Deputy County Attorney Craig Cameron, who in subsequent email correspondence would call Cox "nothing more than a straw owner" of the truck, was unmoved. The next step was to challenge the forfeiture in court. Cox had to pay a $304 fee for the privilege of trying to prove her own innocence, a reversal of the presumption that applies to criminal cases. "Rhonda was caught in a Kafkaesque predicament where, bizarrely, she bore the burden of proving that she was entitled to get the Truck back," says her complaint. "The State did not have to prove that Rhonda did anything wrong—let alone criminal—in order to keep the Truck."

In case that challenge was not daunting enough, Cameron warned her that she would have to pay the county's legal and additional investigative expenses if she lost. "Such fees and costs, if the case had gone to trial, would have exceeded the value of the truck, perhaps many times over," the complaint notes. "On top of authorizing the seizure of her Truck even though she did nothing wrong, the Forfeiture Laws then punish Rhonda for standing up for herself and her property in court." The risk was too much for Cox, so she dropped the challenge.

The ACLU lawsuit argues that Arizona's forfeiture laws violate the right to due process by giving police and prosecutors a financial interest in forfeitures and by erecting barriers that deter owners from seeking the return of their property. It says those barriers also violate the First Amendment right to petition the government.

The ACLU notes that the filing fee and liability for the opponent's legal expenses apply only to property owners, not to the government. "The Forfeiture Laws have created a system in which few people like Rhonda can afford to take the risk of defending their property," it says. Citing records of Pinal County forfeitures from the month in which Cox's truck was seized, the ACLU notes that they often involved property worth less than $1,000, in many cases less than the $304 filing fee. In effect, police are free to steal people's stuff without having to worry about proving it is connected to a crime, as long as they don't steal too much at one time.

Cameron fully understands the intimidating effect of telling owners they may have to pay the expenses that the government incurs in taking their property. "I have started to ask for fees in every case," he wrote in a June 19, 2014, email message to an owner's lawyer. "I suspect you didn't consider attorney fees when you took the case. By asking for fees, I'm reinforcing to the criminal defense bar the risks associated with making a claim in a forfeiture case. I'm sure you may disparage me to your criminal defense brethren for asking for fees, but they will know the risks and rewards better."

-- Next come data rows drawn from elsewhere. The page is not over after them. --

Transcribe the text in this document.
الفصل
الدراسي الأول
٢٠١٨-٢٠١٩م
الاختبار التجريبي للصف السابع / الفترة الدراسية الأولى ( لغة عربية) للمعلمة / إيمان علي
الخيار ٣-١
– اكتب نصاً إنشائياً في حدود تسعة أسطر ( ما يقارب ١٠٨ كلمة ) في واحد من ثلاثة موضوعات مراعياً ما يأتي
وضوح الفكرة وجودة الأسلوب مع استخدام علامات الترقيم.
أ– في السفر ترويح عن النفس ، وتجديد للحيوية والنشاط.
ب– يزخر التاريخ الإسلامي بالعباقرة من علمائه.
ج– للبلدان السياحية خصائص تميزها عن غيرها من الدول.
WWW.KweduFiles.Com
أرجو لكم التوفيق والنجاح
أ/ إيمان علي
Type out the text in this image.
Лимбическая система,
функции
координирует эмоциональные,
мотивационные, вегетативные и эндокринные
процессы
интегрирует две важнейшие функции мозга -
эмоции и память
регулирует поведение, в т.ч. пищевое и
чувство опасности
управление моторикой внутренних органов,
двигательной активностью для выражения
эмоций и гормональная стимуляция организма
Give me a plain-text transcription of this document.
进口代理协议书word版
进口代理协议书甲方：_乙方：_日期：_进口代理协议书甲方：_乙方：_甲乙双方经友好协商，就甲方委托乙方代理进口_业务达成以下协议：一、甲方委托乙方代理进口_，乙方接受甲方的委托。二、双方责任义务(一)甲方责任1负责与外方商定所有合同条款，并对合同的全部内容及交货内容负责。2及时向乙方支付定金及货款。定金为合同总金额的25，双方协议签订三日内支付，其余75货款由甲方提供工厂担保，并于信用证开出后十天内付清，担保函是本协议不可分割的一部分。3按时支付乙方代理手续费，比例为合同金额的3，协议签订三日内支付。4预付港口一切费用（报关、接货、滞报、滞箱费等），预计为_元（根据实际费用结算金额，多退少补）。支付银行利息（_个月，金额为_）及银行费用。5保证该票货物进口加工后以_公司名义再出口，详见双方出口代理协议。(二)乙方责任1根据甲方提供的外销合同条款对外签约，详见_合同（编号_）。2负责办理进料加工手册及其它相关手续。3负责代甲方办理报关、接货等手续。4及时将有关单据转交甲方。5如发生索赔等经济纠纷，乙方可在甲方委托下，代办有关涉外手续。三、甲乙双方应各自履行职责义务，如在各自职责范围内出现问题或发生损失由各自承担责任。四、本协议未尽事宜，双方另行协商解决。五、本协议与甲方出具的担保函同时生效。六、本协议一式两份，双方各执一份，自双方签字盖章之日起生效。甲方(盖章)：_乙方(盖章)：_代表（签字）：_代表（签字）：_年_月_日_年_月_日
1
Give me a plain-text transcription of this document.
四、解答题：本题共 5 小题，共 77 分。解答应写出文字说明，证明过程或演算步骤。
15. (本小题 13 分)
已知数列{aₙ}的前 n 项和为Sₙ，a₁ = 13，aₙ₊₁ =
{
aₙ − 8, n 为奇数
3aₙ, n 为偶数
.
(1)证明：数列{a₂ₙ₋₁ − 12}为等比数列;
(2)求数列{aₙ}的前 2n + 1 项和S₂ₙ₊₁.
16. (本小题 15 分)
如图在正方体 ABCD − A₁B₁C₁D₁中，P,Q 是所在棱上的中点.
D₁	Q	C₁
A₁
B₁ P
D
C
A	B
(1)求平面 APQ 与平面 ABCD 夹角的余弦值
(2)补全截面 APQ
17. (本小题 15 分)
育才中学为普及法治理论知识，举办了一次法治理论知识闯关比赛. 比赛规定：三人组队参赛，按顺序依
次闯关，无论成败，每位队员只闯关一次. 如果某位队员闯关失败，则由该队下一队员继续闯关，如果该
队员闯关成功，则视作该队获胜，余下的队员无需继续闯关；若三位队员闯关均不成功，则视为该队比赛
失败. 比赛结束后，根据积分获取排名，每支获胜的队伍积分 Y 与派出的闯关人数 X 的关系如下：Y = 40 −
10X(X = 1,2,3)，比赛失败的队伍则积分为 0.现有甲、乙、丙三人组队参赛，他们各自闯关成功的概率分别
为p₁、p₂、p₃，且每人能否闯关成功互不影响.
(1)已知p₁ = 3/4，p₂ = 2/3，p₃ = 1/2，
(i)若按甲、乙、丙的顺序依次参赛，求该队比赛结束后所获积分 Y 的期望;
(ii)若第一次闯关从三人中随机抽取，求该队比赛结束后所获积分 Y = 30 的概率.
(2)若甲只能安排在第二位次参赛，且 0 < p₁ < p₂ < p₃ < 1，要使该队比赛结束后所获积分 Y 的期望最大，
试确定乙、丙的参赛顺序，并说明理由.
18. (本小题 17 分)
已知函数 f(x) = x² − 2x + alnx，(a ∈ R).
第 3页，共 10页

By contrast, the risks that police and prosecutors face in pursuing forfeitures are low, while the rewards are high. "All the proceeds from Arizona state forfeitures go to the law enforcement agencies involved in seizing and prosecuting the case," the ACLU notes. As examples cited in the complaint show, Arizona law enforcement agencies, including the sheriff's department and county attorney's office that took Cox's truck, have become alarmingly dependent on forfeiture money, which pays for overtime, retirement contributions, weapons, vehicles, police dogs, home security systems, and even entire divisions, such as the bomb squad, SWAT team, and hazardous materials unit at the Arizona Department of Public Safety. "Arizona's Forfeiture Laws stack the deck against claimants and incentivize law enforcement to maximize their profits at the expense of Arizonans' constitutional rights," the complaint says. "This racket has to stop."